Just tested at a 38

Mine are around 1:8 but my Lantus dose would be more like 20 units. 1:13 sounds much more reasonable than your fixed dose units that you were taking. Test, test, test with your 1:13 and cut back or add as needed.

Dear Kansan,
Ask your CDE how to test your basal dose - or search through here for a protocol. I know it was on here. There are regular protocols for testing this. It requires the elimination of one meal at a time over 3 days, getting your test result when you’re not eating and when you haven’t given yourself Humalog. Get the Walsh book on Using Insulin.
You want your basal insulin to keep you within 30 mgdl all day and all night. If it stays stable and doesn’t drop you, fine. Otherwise it needs changing. When you are new on insulin, after a week or two, the body gets used to having insulin working again, and it does not need so much as was needed when your setting was higher. Sometimes the basal needs dividing in two doses to eliminate peaking, too.
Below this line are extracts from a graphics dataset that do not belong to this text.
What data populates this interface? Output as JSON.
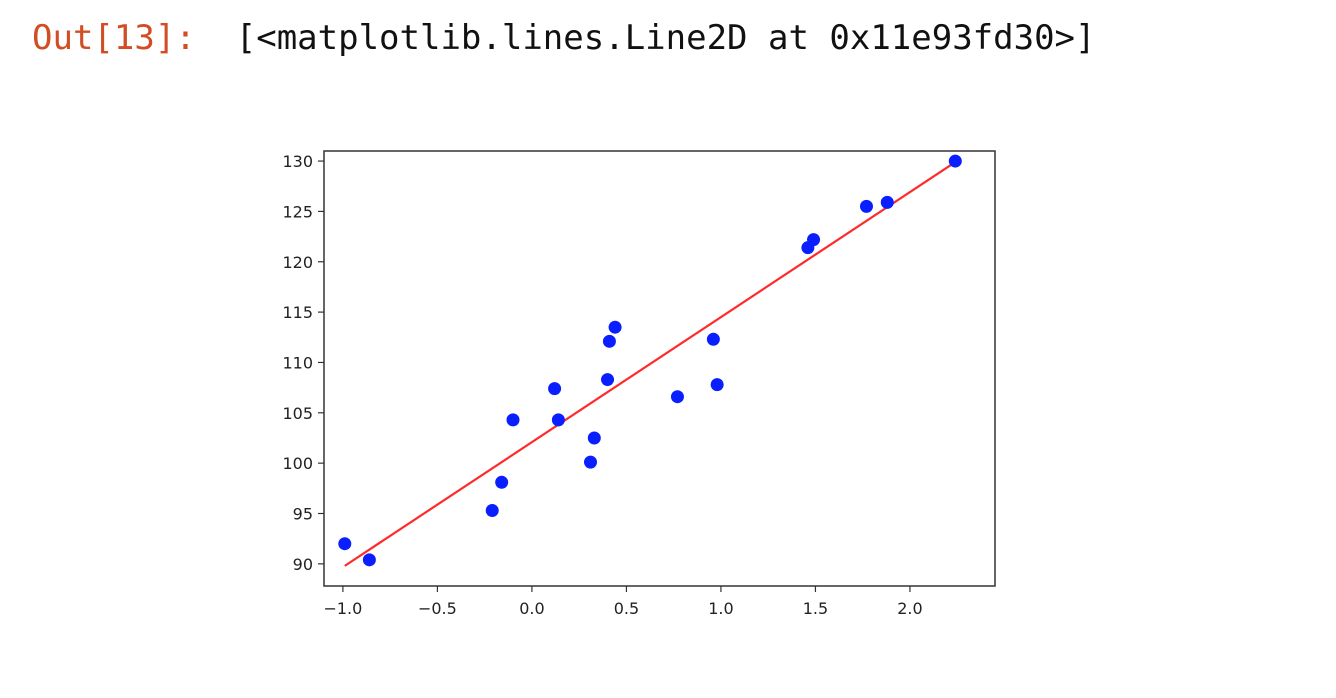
{
  "cell": {
    "prompt": "Out[13]:",
    "output_text": "[<matplotlib.lines.Line2D at 0x11e93fd30>]"
  },
  "colors": {
    "prompt": "#d24d24",
    "points": "#0a1fff",
    "line": "#ff2a2a"
  },
  "chart_data": {
    "type": "scatter",
    "xlim": [
      -1.1,
      2.45
    ],
    "ylim": [
      87.8,
      131
    ],
    "x_ticks": [
      -1.0,
      -0.5,
      0.0,
      0.5,
      1.0,
      1.5,
      2.0
    ],
    "x_tick_labels": [
      "−1.0",
      "−0.5",
      "0.0",
      "0.5",
      "1.0",
      "1.5",
      "2.0"
    ],
    "y_ticks": [
      90,
      95,
      100,
      105,
      110,
      115,
      120,
      125,
      130
    ],
    "y_tick_labels": [
      "90",
      "95",
      "100",
      "105",
      "110",
      "115",
      "120",
      "125",
      "130"
    ],
    "grid": false,
    "series": [
      {
        "kind": "points",
        "color": "#0a1fff",
        "points": [
          [
            -0.99,
            92.0
          ],
          [
            -0.86,
            90.4
          ],
          [
            -0.21,
            95.3
          ],
          [
            -0.16,
            98.1
          ],
          [
            -0.1,
            104.3
          ],
          [
            0.12,
            107.4
          ],
          [
            0.14,
            104.3
          ],
          [
            0.31,
            100.1
          ],
          [
            0.33,
            102.5
          ],
          [
            0.4,
            108.3
          ],
          [
            0.41,
            112.1
          ],
          [
            0.44,
            113.5
          ],
          [
            0.77,
            106.6
          ],
          [
            0.96,
            112.3
          ],
          [
            0.98,
            107.8
          ],
          [
            1.46,
            121.4
          ],
          [
            1.49,
            122.2
          ],
          [
            1.77,
            125.5
          ],
          [
            1.88,
            125.9
          ],
          [
            2.24,
            130.0
          ]
        ]
      },
      {
        "kind": "line",
        "color": "#ff2a2a",
        "x": [
          -0.99,
          2.24
        ],
        "y": [
          89.8,
          129.9
        ]
      }
    ]
  }
}
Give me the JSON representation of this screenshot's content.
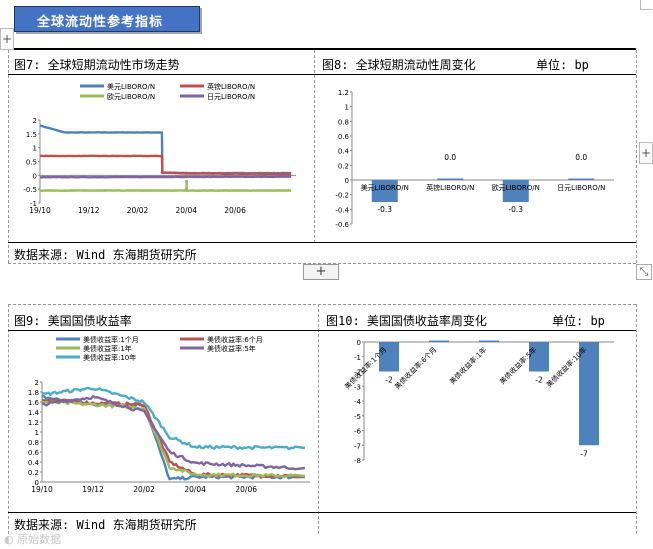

When you have a stable basal dose, you can then figure out your insulin to carb gram ratio. Did the dietitian give you 45 grams carb every meal? Look at what she assigned in the diet. If it’s 45g for breakfast, the I:C ratio is 1:4.5. For lunch it’s 1:5. For dinner it’s 1:6.
You need to feel free to test it out. Test yourself. Give yourself a breakfast of 4-5 grams only. Give one unit of insulin. Test at one hour and at 2 hours. Did it keep you below 140 at one hour and back to the 100-110 range at 2 hours? Fine. Tweak it until it does this. Your I:C ratio can then be said to be 1:4 or 1:5 for breakfast. Other meals will be different. The key to testing out these things is using small numbers and then as time goes on learning about the effects of higher protein and fat and their slower effect on blood glucose.
I run 1:3 at breakfast and 1:5 at noon & supper. My basal dose dropped with the change of season a couple weeks ago from 7u in the morning and 2u at bedtime to 6u in the morning and 1.5u at bedtime. There will also be hormonal-related changes that will occur. Be fluid, keep testing, and it’ll get clear to you what you need. You want to be able to change that diet and give insulin according to the I:C that fits YOU, no one else.
Endos figure initial doses based on weight. Yours was conservative in what he prescribed, but it won’t work for long, and YOU have to be the one to tweak. Tweak with small numbers. Add protein to keep you from being hungry.